Bob made an interesting point in the discussion, one that I have generally preferred to dismiss. He argued that people are very skilled at coming up with justifications and excuses for their behavior. In other words, people are naturally excellent lawyers so to speak. My younger brother, Hunter, had brought this up before in a prior conversation about a year ago. In my hopes to open his eyes to the relativity of the world and its subsequent complexity, upon making several scenarios of providing great defenses for abhorrent actions, I made the statement that “the world is really far more grey than people care to admit” in which Hunter casually, but I think strategically, replied, “But I think people want and make it that way.”
I honestly think that was one of the most profound statements that he has ever made. I was and still am quite impressed.
Fast forward to the present, after hearing Bob make the same defense, I began to reconsider the notion of what they were saying. They were arguing that people want morality to be relative because it allows people to do what they want. It loosens the constraint that otherwise morality would place on them. While I had considered that this may be true, I had always acted dismissive of the argument because it employs an attack on the opposing arguer “me” usually. Technically known as ad hominem, it’s usually associated as a logical fallacy when it is employed. However, I am beginning to think more and more that they are on to something. I mean how else does one genuinely consider the propensity for people to advocate their own moral standards? In other words, people behave as though certain actions are right and others are wrong, naturally living as though morals are more objective. I’ve always conjectured that people like objective morals because it is easier for people to live that way. It comes back to the idea that people prefer dichotomous modes of thinking because it provides clarity to thinking. For problem X, people consider solutions A or F, but fail to consider B,C,D, or E or however many other options there are.

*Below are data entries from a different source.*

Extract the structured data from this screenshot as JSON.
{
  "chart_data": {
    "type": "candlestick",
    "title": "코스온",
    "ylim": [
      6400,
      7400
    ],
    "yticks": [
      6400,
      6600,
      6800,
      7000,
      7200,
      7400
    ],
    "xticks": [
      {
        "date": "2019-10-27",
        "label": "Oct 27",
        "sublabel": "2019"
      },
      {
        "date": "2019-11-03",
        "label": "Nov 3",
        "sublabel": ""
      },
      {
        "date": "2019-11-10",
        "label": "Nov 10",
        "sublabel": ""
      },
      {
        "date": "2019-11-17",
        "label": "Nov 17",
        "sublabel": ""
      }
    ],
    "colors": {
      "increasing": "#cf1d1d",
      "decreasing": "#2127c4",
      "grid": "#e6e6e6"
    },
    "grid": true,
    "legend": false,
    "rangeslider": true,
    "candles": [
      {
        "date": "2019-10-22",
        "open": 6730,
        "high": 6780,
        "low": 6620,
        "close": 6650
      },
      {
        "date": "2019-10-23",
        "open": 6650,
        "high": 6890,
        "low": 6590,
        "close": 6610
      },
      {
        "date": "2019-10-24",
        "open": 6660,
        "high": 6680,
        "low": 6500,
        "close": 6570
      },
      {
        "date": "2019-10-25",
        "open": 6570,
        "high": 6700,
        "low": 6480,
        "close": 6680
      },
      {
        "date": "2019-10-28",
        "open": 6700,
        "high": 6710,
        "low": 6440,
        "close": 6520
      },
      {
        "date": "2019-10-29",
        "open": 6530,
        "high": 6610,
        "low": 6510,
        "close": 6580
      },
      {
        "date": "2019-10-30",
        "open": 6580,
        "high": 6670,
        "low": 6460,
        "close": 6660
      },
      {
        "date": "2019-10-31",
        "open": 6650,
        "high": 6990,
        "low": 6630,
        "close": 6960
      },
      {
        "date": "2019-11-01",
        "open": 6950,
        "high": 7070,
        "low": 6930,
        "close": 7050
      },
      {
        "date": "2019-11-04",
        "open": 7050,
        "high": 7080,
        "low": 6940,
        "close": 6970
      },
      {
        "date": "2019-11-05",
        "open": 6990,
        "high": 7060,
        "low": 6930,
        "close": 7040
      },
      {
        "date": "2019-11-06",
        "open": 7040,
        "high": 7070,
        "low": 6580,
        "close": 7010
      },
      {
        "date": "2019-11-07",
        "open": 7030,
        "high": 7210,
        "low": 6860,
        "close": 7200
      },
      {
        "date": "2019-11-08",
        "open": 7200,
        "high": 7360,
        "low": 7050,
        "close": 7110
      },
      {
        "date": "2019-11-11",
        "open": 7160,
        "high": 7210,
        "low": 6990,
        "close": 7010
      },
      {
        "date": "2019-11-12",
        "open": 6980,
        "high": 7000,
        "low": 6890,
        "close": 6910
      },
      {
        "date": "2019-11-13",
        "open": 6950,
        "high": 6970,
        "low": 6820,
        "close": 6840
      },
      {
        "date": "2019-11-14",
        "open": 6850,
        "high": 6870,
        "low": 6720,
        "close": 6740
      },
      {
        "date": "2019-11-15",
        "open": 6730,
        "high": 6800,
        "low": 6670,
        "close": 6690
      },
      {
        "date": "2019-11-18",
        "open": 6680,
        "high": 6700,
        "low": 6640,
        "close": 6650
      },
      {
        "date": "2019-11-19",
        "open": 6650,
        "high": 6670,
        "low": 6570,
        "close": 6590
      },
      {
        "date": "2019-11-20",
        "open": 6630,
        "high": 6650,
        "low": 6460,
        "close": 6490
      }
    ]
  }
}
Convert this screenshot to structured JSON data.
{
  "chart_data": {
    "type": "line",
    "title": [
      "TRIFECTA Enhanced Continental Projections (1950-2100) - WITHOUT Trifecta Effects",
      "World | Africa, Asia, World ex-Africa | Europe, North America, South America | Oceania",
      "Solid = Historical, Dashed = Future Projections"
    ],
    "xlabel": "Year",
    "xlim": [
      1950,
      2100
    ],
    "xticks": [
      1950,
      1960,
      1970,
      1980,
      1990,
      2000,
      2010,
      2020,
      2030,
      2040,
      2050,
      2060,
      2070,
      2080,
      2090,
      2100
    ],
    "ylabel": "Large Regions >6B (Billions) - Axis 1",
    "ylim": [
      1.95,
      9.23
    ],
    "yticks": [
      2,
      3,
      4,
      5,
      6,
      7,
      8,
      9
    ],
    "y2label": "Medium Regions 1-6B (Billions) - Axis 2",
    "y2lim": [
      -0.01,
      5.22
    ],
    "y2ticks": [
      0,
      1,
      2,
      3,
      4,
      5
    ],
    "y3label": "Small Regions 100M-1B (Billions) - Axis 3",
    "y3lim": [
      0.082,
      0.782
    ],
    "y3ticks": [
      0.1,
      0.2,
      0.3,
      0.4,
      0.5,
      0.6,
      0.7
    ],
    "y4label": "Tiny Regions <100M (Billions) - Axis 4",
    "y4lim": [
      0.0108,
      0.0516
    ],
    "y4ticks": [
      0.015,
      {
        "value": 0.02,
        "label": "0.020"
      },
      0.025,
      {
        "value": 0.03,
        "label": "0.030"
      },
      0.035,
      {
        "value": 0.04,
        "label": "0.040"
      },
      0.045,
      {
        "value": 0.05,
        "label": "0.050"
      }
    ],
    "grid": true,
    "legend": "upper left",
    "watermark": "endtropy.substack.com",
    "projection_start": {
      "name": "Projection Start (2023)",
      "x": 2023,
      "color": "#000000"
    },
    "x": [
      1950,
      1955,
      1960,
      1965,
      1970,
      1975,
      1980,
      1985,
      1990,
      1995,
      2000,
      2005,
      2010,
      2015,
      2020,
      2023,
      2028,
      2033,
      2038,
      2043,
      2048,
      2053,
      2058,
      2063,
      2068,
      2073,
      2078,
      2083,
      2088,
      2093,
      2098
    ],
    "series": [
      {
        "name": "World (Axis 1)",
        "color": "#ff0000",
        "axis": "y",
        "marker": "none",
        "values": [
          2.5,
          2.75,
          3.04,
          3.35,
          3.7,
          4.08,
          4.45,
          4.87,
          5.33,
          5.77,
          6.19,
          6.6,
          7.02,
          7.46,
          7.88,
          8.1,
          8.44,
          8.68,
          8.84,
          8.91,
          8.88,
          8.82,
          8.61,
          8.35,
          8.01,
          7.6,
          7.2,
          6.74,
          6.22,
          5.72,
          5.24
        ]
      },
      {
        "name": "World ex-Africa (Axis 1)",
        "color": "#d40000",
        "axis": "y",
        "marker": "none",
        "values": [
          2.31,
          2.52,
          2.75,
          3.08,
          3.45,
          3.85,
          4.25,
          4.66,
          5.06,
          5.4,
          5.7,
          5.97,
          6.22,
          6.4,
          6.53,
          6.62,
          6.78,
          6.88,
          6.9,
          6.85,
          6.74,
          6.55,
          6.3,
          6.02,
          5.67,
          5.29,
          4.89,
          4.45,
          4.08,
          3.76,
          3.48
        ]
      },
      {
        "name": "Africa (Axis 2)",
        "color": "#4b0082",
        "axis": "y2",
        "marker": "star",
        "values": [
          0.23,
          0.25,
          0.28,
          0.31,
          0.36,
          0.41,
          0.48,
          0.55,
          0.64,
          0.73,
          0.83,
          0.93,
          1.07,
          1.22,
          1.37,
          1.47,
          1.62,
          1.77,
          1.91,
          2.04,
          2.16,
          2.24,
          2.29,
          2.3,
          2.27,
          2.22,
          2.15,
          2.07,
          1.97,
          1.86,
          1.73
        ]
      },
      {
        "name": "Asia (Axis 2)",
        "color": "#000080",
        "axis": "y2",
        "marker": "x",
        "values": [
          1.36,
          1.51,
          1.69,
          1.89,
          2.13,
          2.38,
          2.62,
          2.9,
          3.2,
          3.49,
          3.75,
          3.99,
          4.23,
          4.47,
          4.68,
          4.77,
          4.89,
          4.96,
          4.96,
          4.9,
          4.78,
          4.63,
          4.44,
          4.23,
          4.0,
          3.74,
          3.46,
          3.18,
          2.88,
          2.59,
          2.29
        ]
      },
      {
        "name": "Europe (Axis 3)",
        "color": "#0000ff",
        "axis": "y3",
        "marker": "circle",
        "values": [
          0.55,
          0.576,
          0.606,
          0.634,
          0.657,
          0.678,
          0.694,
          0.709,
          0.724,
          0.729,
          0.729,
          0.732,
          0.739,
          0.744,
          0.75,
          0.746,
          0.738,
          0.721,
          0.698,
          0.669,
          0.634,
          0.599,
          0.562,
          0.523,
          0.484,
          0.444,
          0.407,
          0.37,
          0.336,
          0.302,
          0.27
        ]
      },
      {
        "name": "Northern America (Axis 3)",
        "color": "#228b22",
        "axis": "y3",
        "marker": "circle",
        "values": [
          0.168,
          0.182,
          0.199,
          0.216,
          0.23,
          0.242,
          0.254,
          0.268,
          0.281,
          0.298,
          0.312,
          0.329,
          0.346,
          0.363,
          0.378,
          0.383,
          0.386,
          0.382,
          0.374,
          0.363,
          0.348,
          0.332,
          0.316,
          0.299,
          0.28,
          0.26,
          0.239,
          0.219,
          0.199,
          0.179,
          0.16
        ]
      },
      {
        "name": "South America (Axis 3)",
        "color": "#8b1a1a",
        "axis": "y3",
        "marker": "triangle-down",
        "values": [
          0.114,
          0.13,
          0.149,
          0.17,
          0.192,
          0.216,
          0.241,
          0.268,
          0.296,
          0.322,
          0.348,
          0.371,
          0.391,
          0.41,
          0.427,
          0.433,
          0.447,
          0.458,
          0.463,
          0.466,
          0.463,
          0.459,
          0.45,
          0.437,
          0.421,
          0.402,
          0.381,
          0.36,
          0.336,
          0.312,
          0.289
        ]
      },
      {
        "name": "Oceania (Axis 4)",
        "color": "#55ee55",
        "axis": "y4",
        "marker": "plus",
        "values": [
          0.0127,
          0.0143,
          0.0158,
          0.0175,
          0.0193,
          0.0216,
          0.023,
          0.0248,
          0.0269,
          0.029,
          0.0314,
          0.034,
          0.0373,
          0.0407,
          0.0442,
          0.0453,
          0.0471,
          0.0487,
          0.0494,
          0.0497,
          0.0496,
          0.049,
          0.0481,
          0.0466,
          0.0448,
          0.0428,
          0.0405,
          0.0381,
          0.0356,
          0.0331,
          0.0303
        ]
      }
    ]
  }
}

I have long been familiar with this counterpoint to my way of thinking, although as I said earlier, I have largely been dismissive of it. The argument was most frequently applied to me as a reason why people didn’t want to believe in God or be a Christian. Simply put, the advocates for God would argue that scientists and other individuals would rather not believe in God on the basis that it subjects them to His authority. This argument implies that those scientists are not accepting of the truths so to speak. I always thought that, while that may be the case for a few people, by and large, people want to discover “truth.” But the older that I get, the more I am beginning to believe that that is the very opposite of what people want – the truth.
In considering their points, I had to think of how much of my own opinion on morality has been formed on the basis that it enables some behavior of mine? I am an excellent lawyer when it comes to defending my reckless behavior.